Dad was all about eliminating extraneous details, about cutting to the chase, about distilling and discovering the essence or nature of things: the way things worked and felt and what they meant. He wanted truth - absolute honesty - and he was honest in return. Sometimes brutally honest. But he was never cruel. Cynical, maybe. No: cynical, definitely.
Dad was a true believer in Sturgeon's Law which (officially) states that "Ninety percent of everything is crud." In Dad's mind, though, it was "Ninety-five percent of everything is crap." A subtle, but perhaps a more precise distinction. Dad also savored that bitter old chestnut: "Awards are like hemorrhoids. Every asshole gets one in the end." And he enjoyed quoting H. L. Mencken's remark that "No one ever went broke underestimating the taste of the American public." Of course, Dad, too, was unapologetically fond of certain unfortunate things: he liked awful TV sitcoms, warm butter as dip for pretzels, shoes with velcro straps, Steven Seagal movies, instant coffee, and not-safe-for-work photographs of morbidly obese naked people farting in swimming pools.
But Dad's earthy sense of humor and of himself kept him grounded and kept him going. And despite his bouts of cynicism and his strong opinions - about art and politics, especially - he wasn't a proselytizer and was never (well, rarely) condescending. He treated everyone and everything as an equal: cats, dogs, aphids, slime molds, Republicans, Democrats. Even small children. He didn't talk down to them. He was live-and-let-live and instinctively followed the Golden Rule.
Although Dad sometimes grumpily expressed the need to be left alone to do his own thing, by himself, in his untidy nest, among his toys and his tools, perhaps more than anything else he wanted to communicate, to connect: to connect with animals and plants and water and rocks and bones and clouds - and, now and then, with people.

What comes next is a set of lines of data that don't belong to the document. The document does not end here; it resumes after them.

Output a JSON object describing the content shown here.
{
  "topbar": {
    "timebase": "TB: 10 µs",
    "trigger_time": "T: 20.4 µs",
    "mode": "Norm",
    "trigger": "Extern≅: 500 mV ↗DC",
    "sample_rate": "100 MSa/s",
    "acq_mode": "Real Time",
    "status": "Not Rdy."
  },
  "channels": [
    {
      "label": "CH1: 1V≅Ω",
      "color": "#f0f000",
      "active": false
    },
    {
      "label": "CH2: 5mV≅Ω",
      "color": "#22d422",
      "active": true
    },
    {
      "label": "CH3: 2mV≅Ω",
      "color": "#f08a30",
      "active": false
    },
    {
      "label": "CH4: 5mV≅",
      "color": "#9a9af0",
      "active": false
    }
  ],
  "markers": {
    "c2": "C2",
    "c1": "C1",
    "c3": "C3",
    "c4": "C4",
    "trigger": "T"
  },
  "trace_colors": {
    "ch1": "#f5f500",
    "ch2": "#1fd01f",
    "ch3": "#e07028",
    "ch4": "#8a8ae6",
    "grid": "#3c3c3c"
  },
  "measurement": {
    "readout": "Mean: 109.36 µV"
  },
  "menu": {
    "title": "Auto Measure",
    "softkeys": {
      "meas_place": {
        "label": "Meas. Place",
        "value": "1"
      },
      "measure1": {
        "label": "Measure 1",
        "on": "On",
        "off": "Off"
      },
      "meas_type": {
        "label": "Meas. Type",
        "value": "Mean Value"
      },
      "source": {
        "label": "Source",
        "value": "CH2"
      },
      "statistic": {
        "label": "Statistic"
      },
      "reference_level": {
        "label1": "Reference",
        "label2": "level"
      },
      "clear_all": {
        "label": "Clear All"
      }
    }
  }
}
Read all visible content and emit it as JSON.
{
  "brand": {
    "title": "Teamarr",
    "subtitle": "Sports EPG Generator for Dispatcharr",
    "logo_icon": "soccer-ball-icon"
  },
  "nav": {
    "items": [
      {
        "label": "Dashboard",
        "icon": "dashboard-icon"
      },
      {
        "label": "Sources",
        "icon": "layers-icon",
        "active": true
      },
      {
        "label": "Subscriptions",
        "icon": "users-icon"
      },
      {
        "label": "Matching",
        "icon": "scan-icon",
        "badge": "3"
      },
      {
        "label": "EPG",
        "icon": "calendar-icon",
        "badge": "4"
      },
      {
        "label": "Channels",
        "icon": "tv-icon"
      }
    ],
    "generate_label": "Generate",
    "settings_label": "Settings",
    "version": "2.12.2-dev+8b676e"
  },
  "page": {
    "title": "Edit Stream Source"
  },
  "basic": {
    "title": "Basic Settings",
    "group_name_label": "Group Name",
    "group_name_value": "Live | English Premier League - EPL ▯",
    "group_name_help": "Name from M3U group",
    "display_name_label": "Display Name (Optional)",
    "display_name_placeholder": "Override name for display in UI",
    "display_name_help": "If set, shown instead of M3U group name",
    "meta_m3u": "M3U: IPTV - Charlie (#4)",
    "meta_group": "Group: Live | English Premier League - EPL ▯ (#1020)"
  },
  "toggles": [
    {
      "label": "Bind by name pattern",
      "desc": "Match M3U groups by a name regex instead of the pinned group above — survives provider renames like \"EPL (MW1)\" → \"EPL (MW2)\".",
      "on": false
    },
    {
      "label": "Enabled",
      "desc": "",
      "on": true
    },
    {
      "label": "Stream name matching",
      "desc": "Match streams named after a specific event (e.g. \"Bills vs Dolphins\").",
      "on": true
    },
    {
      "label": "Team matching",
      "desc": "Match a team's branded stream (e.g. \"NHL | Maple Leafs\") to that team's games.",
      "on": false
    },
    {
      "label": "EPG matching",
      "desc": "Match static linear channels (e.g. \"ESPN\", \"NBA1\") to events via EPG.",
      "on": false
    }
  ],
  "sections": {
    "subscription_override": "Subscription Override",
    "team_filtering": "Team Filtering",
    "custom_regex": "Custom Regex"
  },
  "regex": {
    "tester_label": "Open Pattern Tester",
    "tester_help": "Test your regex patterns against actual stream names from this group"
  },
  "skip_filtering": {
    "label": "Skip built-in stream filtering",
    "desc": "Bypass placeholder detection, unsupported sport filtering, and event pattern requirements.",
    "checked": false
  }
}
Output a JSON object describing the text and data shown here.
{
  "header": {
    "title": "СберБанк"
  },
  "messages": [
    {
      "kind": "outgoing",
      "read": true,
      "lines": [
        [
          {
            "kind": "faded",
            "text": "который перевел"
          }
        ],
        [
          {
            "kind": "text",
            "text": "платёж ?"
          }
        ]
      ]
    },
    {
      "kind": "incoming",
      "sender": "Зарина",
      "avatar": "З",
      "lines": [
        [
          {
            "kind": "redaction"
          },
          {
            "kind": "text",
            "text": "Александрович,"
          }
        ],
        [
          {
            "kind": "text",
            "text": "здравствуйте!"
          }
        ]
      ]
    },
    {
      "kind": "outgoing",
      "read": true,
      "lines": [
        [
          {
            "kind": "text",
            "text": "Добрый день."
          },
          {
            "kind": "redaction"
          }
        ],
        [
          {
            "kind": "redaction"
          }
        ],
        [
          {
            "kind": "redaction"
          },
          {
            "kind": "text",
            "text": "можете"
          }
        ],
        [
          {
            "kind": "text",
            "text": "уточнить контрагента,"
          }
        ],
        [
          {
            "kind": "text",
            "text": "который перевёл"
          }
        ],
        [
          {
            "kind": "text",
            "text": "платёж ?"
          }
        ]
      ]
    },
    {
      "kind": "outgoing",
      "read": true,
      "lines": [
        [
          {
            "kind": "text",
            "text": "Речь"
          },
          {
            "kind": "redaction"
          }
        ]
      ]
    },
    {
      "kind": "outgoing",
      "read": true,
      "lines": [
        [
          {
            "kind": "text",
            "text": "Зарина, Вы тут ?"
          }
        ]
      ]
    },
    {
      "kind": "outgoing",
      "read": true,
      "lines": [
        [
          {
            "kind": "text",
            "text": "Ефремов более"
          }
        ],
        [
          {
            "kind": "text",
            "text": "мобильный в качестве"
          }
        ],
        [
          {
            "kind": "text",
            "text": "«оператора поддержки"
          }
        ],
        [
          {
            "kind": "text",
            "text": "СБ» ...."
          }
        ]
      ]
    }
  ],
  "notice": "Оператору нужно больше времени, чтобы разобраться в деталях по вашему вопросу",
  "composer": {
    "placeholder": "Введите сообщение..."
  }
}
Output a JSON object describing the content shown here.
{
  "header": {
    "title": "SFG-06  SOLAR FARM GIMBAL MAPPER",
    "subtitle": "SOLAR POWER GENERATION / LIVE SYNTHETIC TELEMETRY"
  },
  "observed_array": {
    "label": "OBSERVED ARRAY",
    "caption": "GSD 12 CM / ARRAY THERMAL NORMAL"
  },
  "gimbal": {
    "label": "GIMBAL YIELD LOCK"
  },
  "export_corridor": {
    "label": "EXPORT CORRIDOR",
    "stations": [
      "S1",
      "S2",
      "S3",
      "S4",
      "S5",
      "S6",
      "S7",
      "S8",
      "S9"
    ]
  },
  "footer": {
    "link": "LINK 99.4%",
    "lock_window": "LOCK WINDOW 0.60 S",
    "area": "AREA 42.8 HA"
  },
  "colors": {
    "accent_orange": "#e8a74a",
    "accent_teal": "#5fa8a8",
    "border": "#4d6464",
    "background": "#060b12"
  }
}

Dad was very matter of fact about life - and about death. And I've only just realized that he approached both without fear.
He was fond of snakes and rock-climbing, caving, kayaking, flying in small airplanes, driving interesting cars, working through the night, and being a freelancer. He broke the sound barrier, once, and he got close (maybe too close, here and there) to wild boars and snapping turtles and moose and bison and tigers. But he wasn't foolhardy about things that were bigger or more dangerous than he was.
He once wrote, "I know that life for a wild animal is demanding, and that very few mistakes are forgiven. When I encounter a wild animal in its world, whether a field mouse or a skunk, an owl or a bear, I am in awe of this marvelous creature that is so alien to me. The more I learn about them, the more I respect them."
I could say the same of that marvelous creature, Dear Old Dad.